Now six pharmaceutical firms are testing IPF drugs with funding from the foundation, he said. In addition, the National Institutes of Health, which already has two studies ongoing, plans to spend at least $25 million on a national network for clinical research into IPF, he said.
TREATMENT OPTIONS
To date, though, no treatment short of lung transplantation consistently alters the pattern suffered by most IPF patients: rapid decline in the first few years after diagnosis, then stabilization, then a gradual decline.

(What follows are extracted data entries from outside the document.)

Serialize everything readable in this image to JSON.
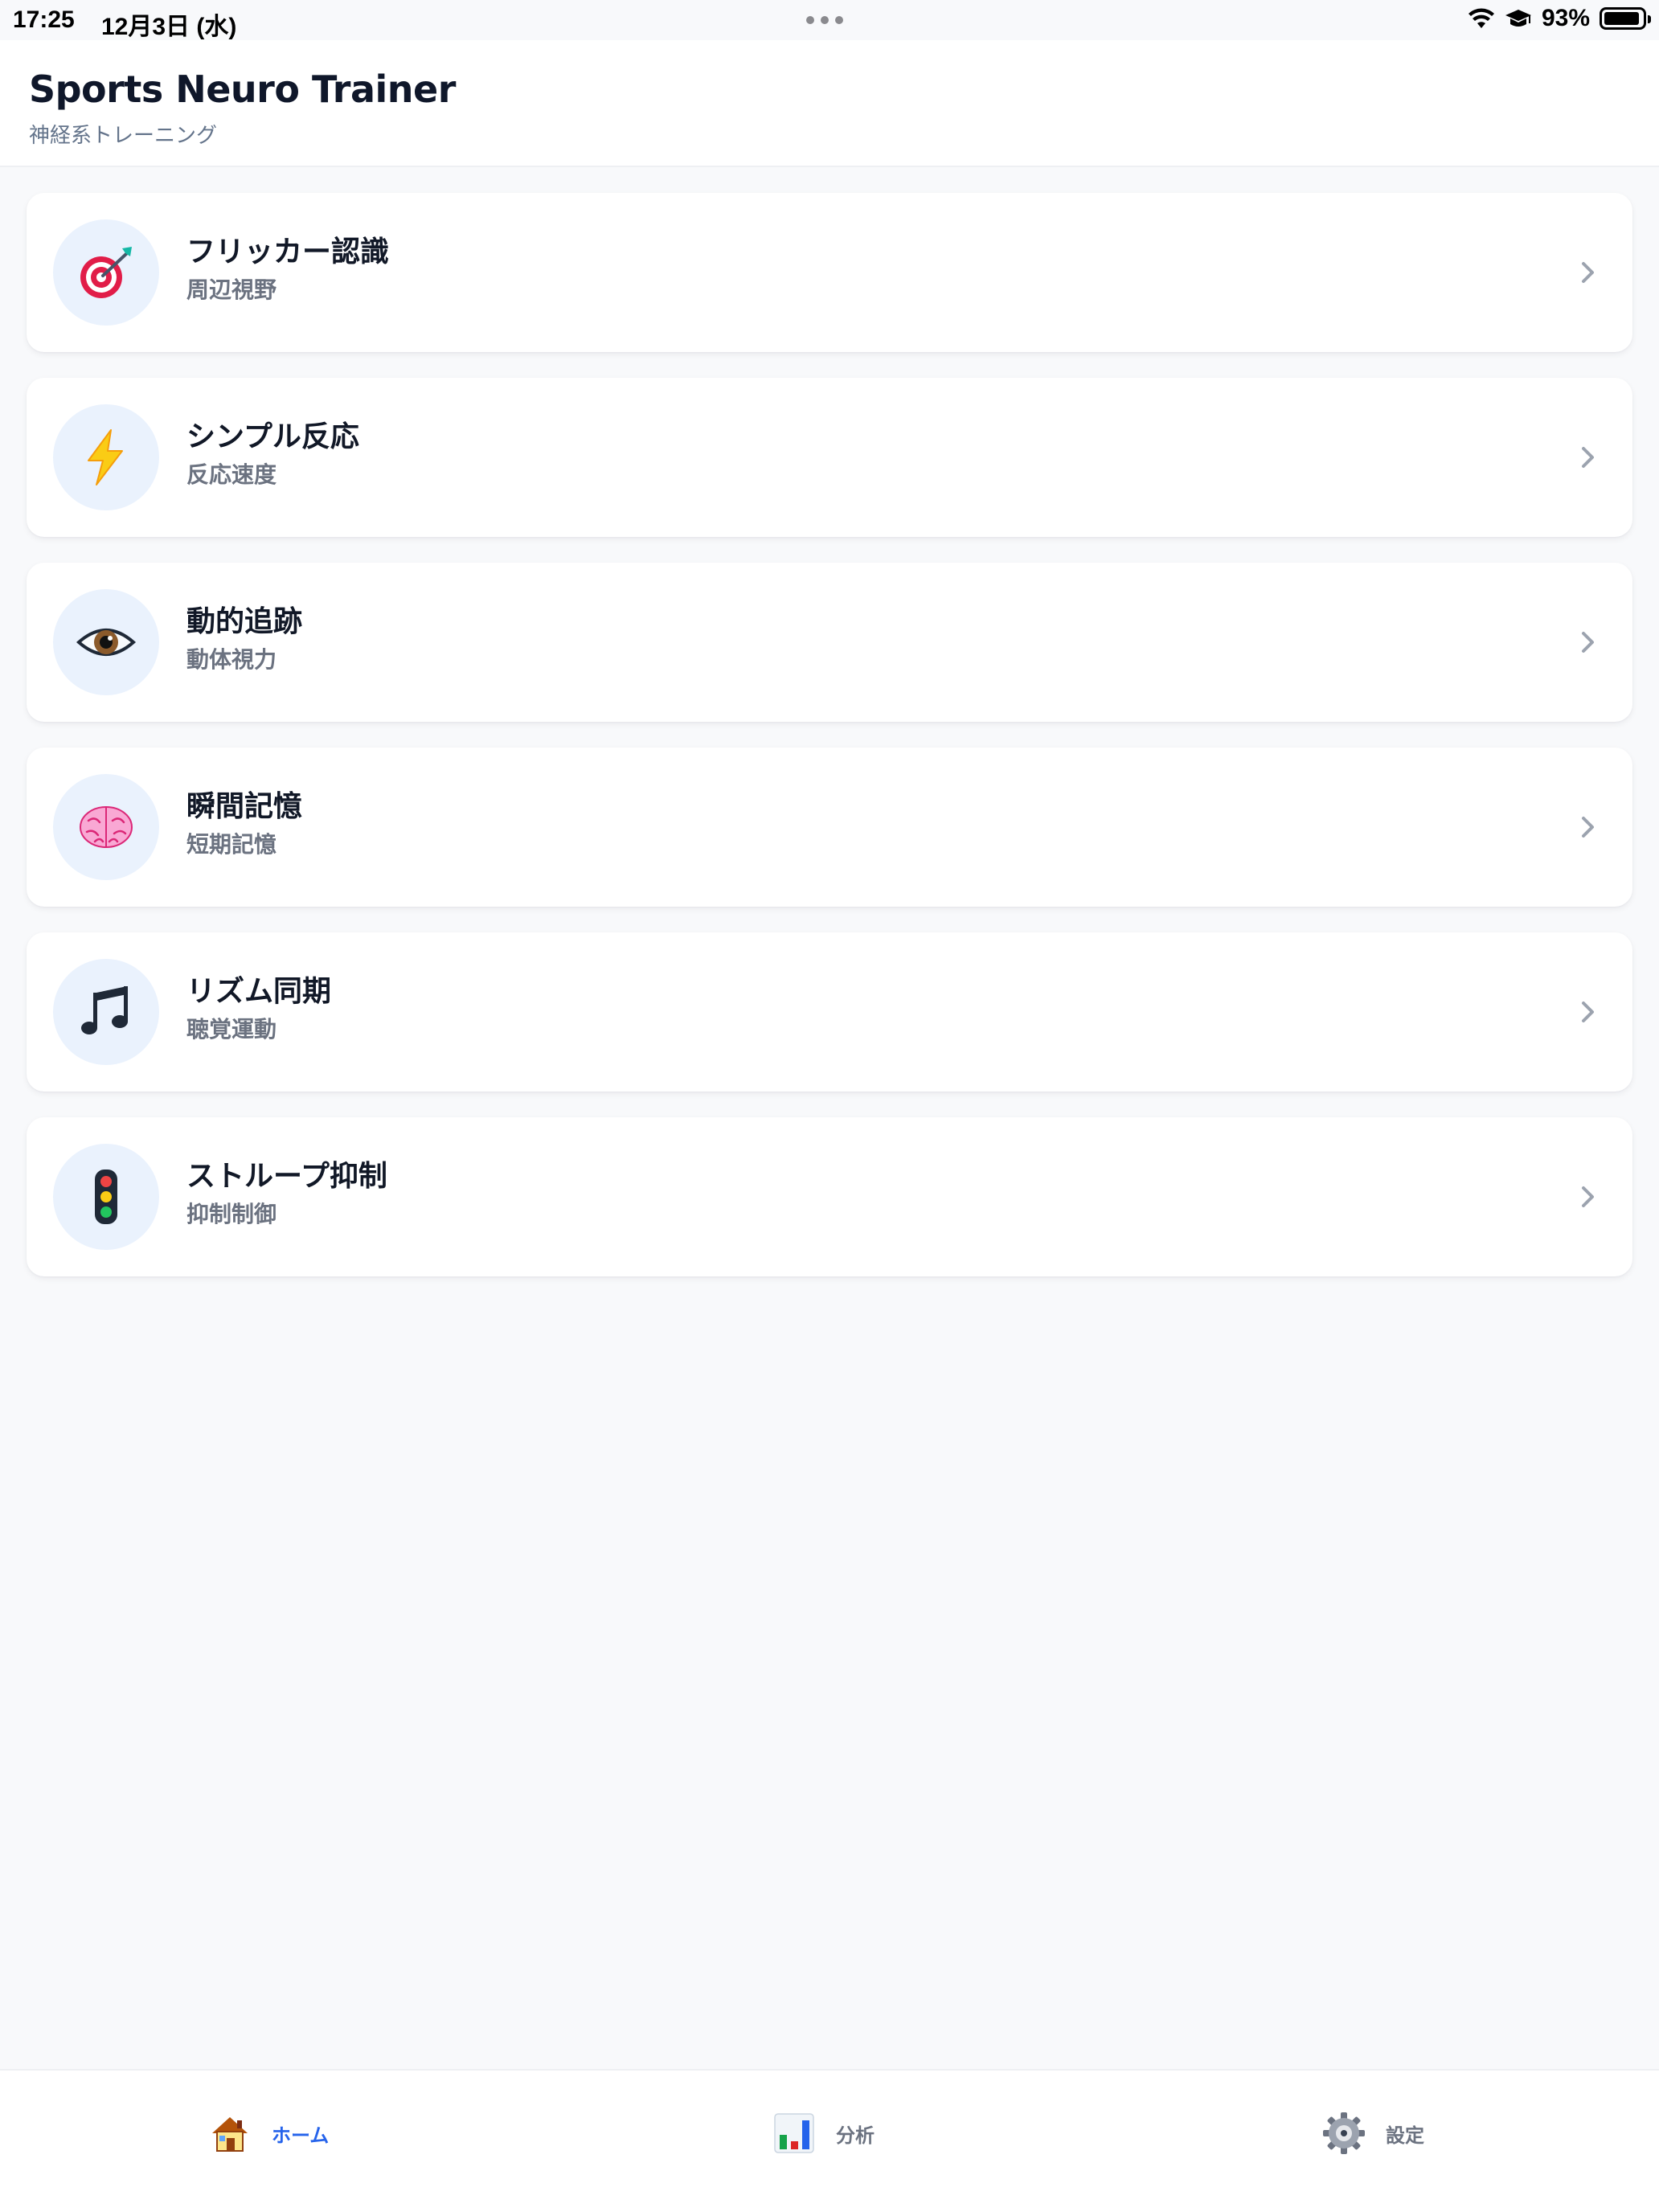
{
  "status_bar": {
    "time": "17:25",
    "date": "12月3日 (水)",
    "battery": "93%",
    "battery_level": 0.93
  },
  "header": {
    "title": "Sports Neuro Trainer",
    "subtitle": "神経系トレーニング"
  },
  "trainings": [
    {
      "title": "フリッカー認識",
      "subtitle": "周辺視野",
      "icon": "target-icon"
    },
    {
      "title": "シンプル反応",
      "subtitle": "反応速度",
      "icon": "lightning-icon"
    },
    {
      "title": "動的追跡",
      "subtitle": "動体視力",
      "icon": "eye-icon"
    },
    {
      "title": "瞬間記憶",
      "subtitle": "短期記憶",
      "icon": "brain-icon"
    },
    {
      "title": "リズム同期",
      "subtitle": "聴覚運動",
      "icon": "music-note-icon"
    },
    {
      "title": "ストループ抑制",
      "subtitle": "抑制制御",
      "icon": "traffic-light-icon"
    }
  ],
  "tabs": [
    {
      "label": "ホーム",
      "icon": "house-icon",
      "active": true
    },
    {
      "label": "分析",
      "icon": "bar-chart-icon",
      "active": false
    },
    {
      "label": "設定",
      "icon": "gear-icon",
      "active": false
    }
  ],
  "colors": {
    "accent": "#2563eb",
    "icon_circle": "#eaf2fd",
    "background": "#f8f9fb"
  }
}
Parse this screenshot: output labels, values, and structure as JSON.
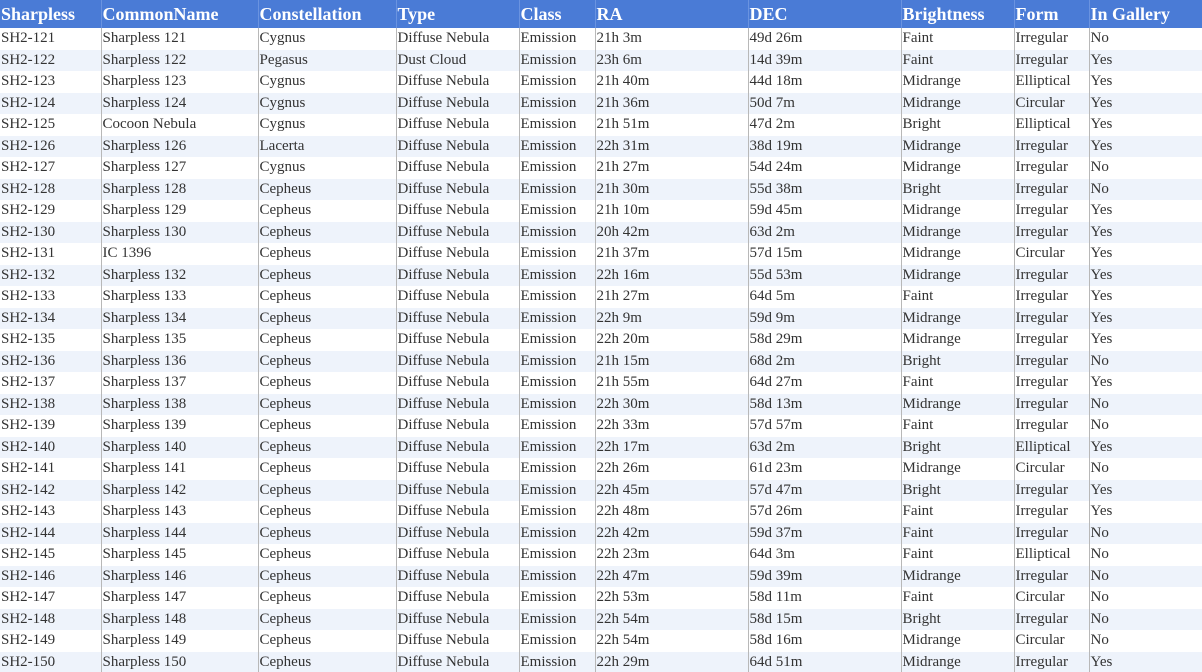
{
  "colors": {
    "header_bg": "#4a7bd6",
    "header_text": "#ffffff",
    "row_alt_bg": "#eef3fb",
    "cell_text": "#333333"
  },
  "table": {
    "columns": [
      "Sharpless",
      "CommonName",
      "Constellation",
      "Type",
      "Class",
      "RA",
      "DEC",
      "Brightness",
      "Form",
      "In Gallery"
    ],
    "rows": [
      [
        "SH2-121",
        "Sharpless 121",
        "Cygnus",
        "Diffuse Nebula",
        "Emission",
        "21h 3m",
        "49d 26m",
        "Faint",
        "Irregular",
        "No"
      ],
      [
        "SH2-122",
        "Sharpless 122",
        "Pegasus",
        "Dust Cloud",
        "Emission",
        "23h 6m",
        "14d 39m",
        "Faint",
        "Irregular",
        "Yes"
      ],
      [
        "SH2-123",
        "Sharpless 123",
        "Cygnus",
        "Diffuse Nebula",
        "Emission",
        "21h 40m",
        "44d 18m",
        "Midrange",
        "Elliptical",
        "Yes"
      ],
      [
        "SH2-124",
        "Sharpless 124",
        "Cygnus",
        "Diffuse Nebula",
        "Emission",
        "21h 36m",
        "50d 7m",
        "Midrange",
        "Circular",
        "Yes"
      ],
      [
        "SH2-125",
        "Cocoon Nebula",
        "Cygnus",
        "Diffuse Nebula",
        "Emission",
        "21h 51m",
        "47d 2m",
        "Bright",
        "Elliptical",
        "Yes"
      ],
      [
        "SH2-126",
        "Sharpless 126",
        "Lacerta",
        "Diffuse Nebula",
        "Emission",
        "22h 31m",
        "38d 19m",
        "Midrange",
        "Irregular",
        "Yes"
      ],
      [
        "SH2-127",
        "Sharpless 127",
        "Cygnus",
        "Diffuse Nebula",
        "Emission",
        "21h 27m",
        "54d 24m",
        "Midrange",
        "Irregular",
        "No"
      ],
      [
        "SH2-128",
        "Sharpless 128",
        "Cepheus",
        "Diffuse Nebula",
        "Emission",
        "21h 30m",
        "55d 38m",
        "Bright",
        "Irregular",
        "No"
      ],
      [
        "SH2-129",
        "Sharpless 129",
        "Cepheus",
        "Diffuse Nebula",
        "Emission",
        "21h 10m",
        "59d 45m",
        "Midrange",
        "Irregular",
        "Yes"
      ],
      [
        "SH2-130",
        "Sharpless 130",
        "Cepheus",
        "Diffuse Nebula",
        "Emission",
        "20h 42m",
        "63d 2m",
        "Midrange",
        "Irregular",
        "Yes"
      ],
      [
        "SH2-131",
        "IC 1396",
        "Cepheus",
        "Diffuse Nebula",
        "Emission",
        "21h 37m",
        "57d 15m",
        "Midrange",
        "Circular",
        "Yes"
      ],
      [
        "SH2-132",
        "Sharpless 132",
        "Cepheus",
        "Diffuse Nebula",
        "Emission",
        "22h 16m",
        "55d 53m",
        "Midrange",
        "Irregular",
        "Yes"
      ],
      [
        "SH2-133",
        "Sharpless 133",
        "Cepheus",
        "Diffuse Nebula",
        "Emission",
        "21h 27m",
        "64d 5m",
        "Faint",
        "Irregular",
        "Yes"
      ],
      [
        "SH2-134",
        "Sharpless 134",
        "Cepheus",
        "Diffuse Nebula",
        "Emission",
        "22h 9m",
        "59d 9m",
        "Midrange",
        "Irregular",
        "Yes"
      ],
      [
        "SH2-135",
        "Sharpless 135",
        "Cepheus",
        "Diffuse Nebula",
        "Emission",
        "22h 20m",
        "58d 29m",
        "Midrange",
        "Irregular",
        "Yes"
      ],
      [
        "SH2-136",
        "Sharpless 136",
        "Cepheus",
        "Diffuse Nebula",
        "Emission",
        "21h 15m",
        "68d 2m",
        "Bright",
        "Irregular",
        "No"
      ],
      [
        "SH2-137",
        "Sharpless 137",
        "Cepheus",
        "Diffuse Nebula",
        "Emission",
        "21h 55m",
        "64d 27m",
        "Faint",
        "Irregular",
        "Yes"
      ],
      [
        "SH2-138",
        "Sharpless 138",
        "Cepheus",
        "Diffuse Nebula",
        "Emission",
        "22h 30m",
        "58d 13m",
        "Midrange",
        "Irregular",
        "No"
      ],
      [
        "SH2-139",
        "Sharpless 139",
        "Cepheus",
        "Diffuse Nebula",
        "Emission",
        "22h 33m",
        "57d 57m",
        "Faint",
        "Irregular",
        "No"
      ],
      [
        "SH2-140",
        "Sharpless 140",
        "Cepheus",
        "Diffuse Nebula",
        "Emission",
        "22h 17m",
        "63d 2m",
        "Bright",
        "Elliptical",
        "Yes"
      ],
      [
        "SH2-141",
        "Sharpless 141",
        "Cepheus",
        "Diffuse Nebula",
        "Emission",
        "22h 26m",
        "61d 23m",
        "Midrange",
        "Circular",
        "No"
      ],
      [
        "SH2-142",
        "Sharpless 142",
        "Cepheus",
        "Diffuse Nebula",
        "Emission",
        "22h 45m",
        "57d 47m",
        "Bright",
        "Irregular",
        "Yes"
      ],
      [
        "SH2-143",
        "Sharpless 143",
        "Cepheus",
        "Diffuse Nebula",
        "Emission",
        "22h 48m",
        "57d 26m",
        "Faint",
        "Irregular",
        "Yes"
      ],
      [
        "SH2-144",
        "Sharpless 144",
        "Cepheus",
        "Diffuse Nebula",
        "Emission",
        "22h 42m",
        "59d 37m",
        "Faint",
        "Irregular",
        "No"
      ],
      [
        "SH2-145",
        "Sharpless 145",
        "Cepheus",
        "Diffuse Nebula",
        "Emission",
        "22h 23m",
        "64d 3m",
        "Faint",
        "Elliptical",
        "No"
      ],
      [
        "SH2-146",
        "Sharpless 146",
        "Cepheus",
        "Diffuse Nebula",
        "Emission",
        "22h 47m",
        "59d 39m",
        "Midrange",
        "Irregular",
        "No"
      ],
      [
        "SH2-147",
        "Sharpless 147",
        "Cepheus",
        "Diffuse Nebula",
        "Emission",
        "22h 53m",
        "58d 11m",
        "Faint",
        "Circular",
        "No"
      ],
      [
        "SH2-148",
        "Sharpless 148",
        "Cepheus",
        "Diffuse Nebula",
        "Emission",
        "22h 54m",
        "58d 15m",
        "Bright",
        "Irregular",
        "No"
      ],
      [
        "SH2-149",
        "Sharpless 149",
        "Cepheus",
        "Diffuse Nebula",
        "Emission",
        "22h 54m",
        "58d 16m",
        "Midrange",
        "Circular",
        "No"
      ],
      [
        "SH2-150",
        "Sharpless 150",
        "Cepheus",
        "Diffuse Nebula",
        "Emission",
        "22h 29m",
        "64d 51m",
        "Midrange",
        "Irregular",
        "Yes"
      ]
    ]
  }
}
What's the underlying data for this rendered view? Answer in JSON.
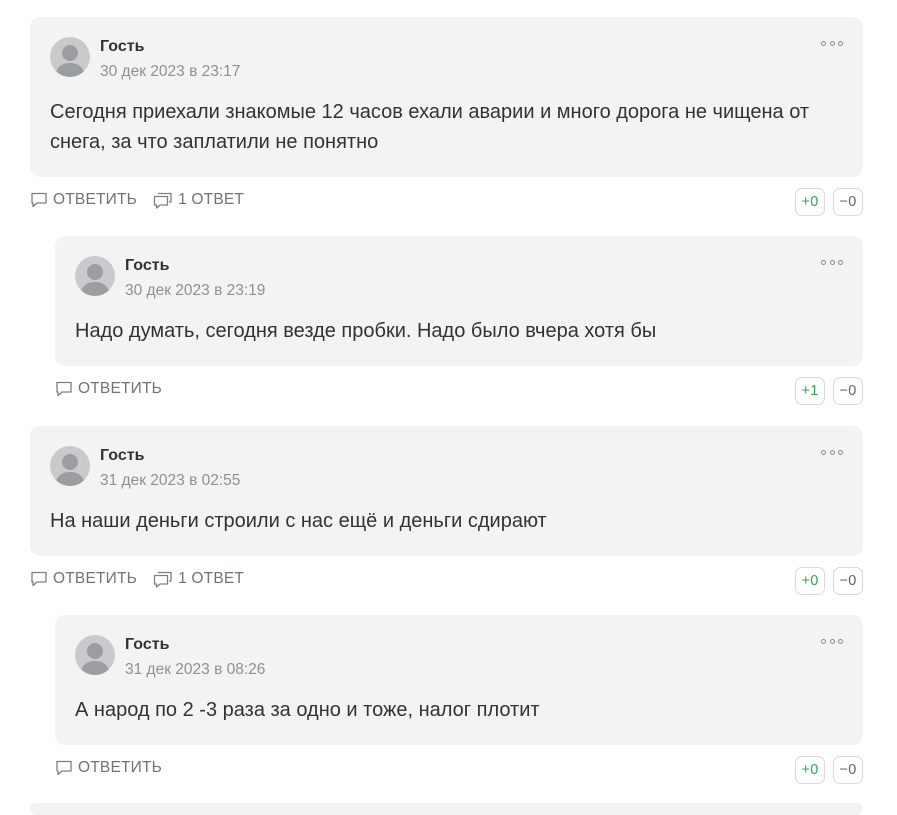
{
  "comments": [
    {
      "author": "Гость",
      "date": "30 дек 2023 в 23:17",
      "text": "Сегодня приехали знакомые 12 часов ехали аварии и много дорога не чищена от снега, за что заплатили не понятно",
      "reply_label": "ОТВЕТИТЬ",
      "replies_label": "1 ОТВЕТ",
      "plus": "+0",
      "minus": "−0"
    },
    {
      "author": "Гость",
      "date": "30 дек 2023 в 23:19",
      "text": "Надо думать, сегодня везде пробки. Надо было вчера хотя бы",
      "reply_label": "ОТВЕТИТЬ",
      "plus": "+1",
      "minus": "−0"
    },
    {
      "author": "Гость",
      "date": "31 дек 2023 в 02:55",
      "text": "На наши деньги строили с нас ещё и деньги сдирают",
      "reply_label": "ОТВЕТИТЬ",
      "replies_label": "1 ОТВЕТ",
      "plus": "+0",
      "minus": "−0"
    },
    {
      "author": "Гость",
      "date": "31 дек 2023 в 08:26",
      "text": "А народ по 2 -3 раза за одно и тоже, налог плотит",
      "reply_label": "ОТВЕТИТЬ",
      "plus": "+0",
      "minus": "−0"
    }
  ],
  "icons": {
    "avatar": "user-silhouette-icon",
    "more": "more-dots-icon",
    "reply": "speech-bubble-icon",
    "replies": "double-speech-bubble-icon"
  },
  "colors": {
    "card_bg": "#f3f3f4",
    "vote_plus": "#2fa84f",
    "muted_text": "#6e737a"
  }
}
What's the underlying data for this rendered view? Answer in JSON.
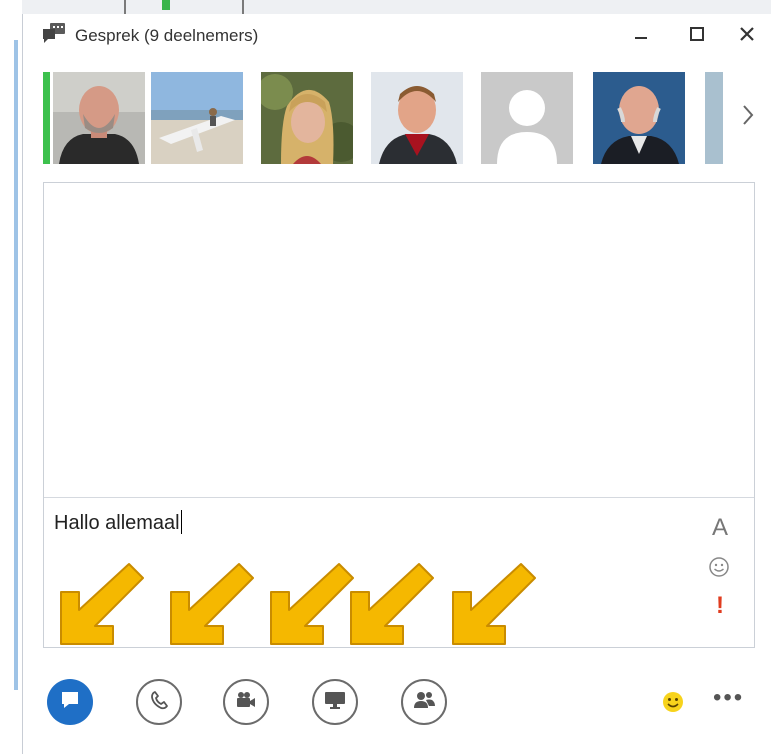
{
  "window": {
    "title": "Gesprek (9 deelnemers)",
    "controls": {
      "minimize": "minimize-icon",
      "maximize": "maximize-icon",
      "close": "close-icon"
    }
  },
  "participants": [
    {
      "name": "participant-1",
      "active": true
    },
    {
      "name": "participant-2",
      "active": false
    },
    {
      "name": "participant-3",
      "active": false
    },
    {
      "name": "participant-4",
      "active": false
    },
    {
      "name": "participant-5",
      "active": false
    },
    {
      "name": "participant-6",
      "active": false
    }
  ],
  "compose": {
    "text": "Hallo allemaal"
  },
  "compose_tools": {
    "font": "A",
    "emoji": "smiley-icon",
    "important": "!"
  },
  "modalities": [
    {
      "name": "im",
      "icon": "chat-bubble-icon",
      "active": true
    },
    {
      "name": "audio",
      "icon": "phone-icon",
      "active": false
    },
    {
      "name": "video",
      "icon": "video-camera-icon",
      "active": false
    },
    {
      "name": "present",
      "icon": "monitor-icon",
      "active": false
    },
    {
      "name": "participants",
      "icon": "people-icon",
      "active": false
    }
  ],
  "bottom_right": {
    "emoji": "smiley-icon",
    "more": "•••"
  },
  "colors": {
    "accent": "#1f6fc6",
    "active_speaker": "#3dc14d",
    "arrow": "#f5b800",
    "important": "#e03c1f"
  }
}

The Food and Drug Administration has yet to approve any treatment for the disease.
In the 1950s, believing it inflammatory in nature, clinicians prescribed prednisone, which entailed many side effects, Dr. Dauber said. The 1990s saw a switch to anti-oxidants, then to anti-fibrotic agents and, now, to immunomodulators.
Short a cure, current therapeutic strategies focus on how to control one of IPF’s major symptoms: dyspnea.
IPF patients suffer three types of dyspnea: dyspnea on exertion, which subsides when patients stop to rest; paroxysmal dyspnea; and persistent dyspnea at rest, which plagues patients who are actively dying.
“This is what patients most fear in the final stages of lung disease,” Dr. Hansen-Flaschen said. Most health care professionals, he added, are “bad at managing it.”
Pulmonary rehabilitation is recommended for dyspnea, offered Susan Jacobs, RN, MS, a clinical research nurse in pulmonary medicine at Stanford University Medical Center, Stanford, Calif. The rehab regimen should include aerobic exercise, pursed-lip breathing, strength and stretching training, relaxation techniques, music and other distractions, yoga, and opiates, she said.
The message for respiratory clinicians is: Add life to years rather than years to life.
That motto found its perfect image in a photograph Jacobs displayed of a patient of hers with severe IPF. The man had his heart set on just one goal: to climb back on his horse. Sure enough, there he sat astride his colt, proud in the saddle, portable oxygen at his side.
REFERENCES
1. Hunninghake G, Zimmerman M, Schwartz D, et al. Utility of a lung biopsy for the diagnosis of idiopathic pulmonary fibrosis. Am J Resp Crit Care Med. 2001;164:193-6.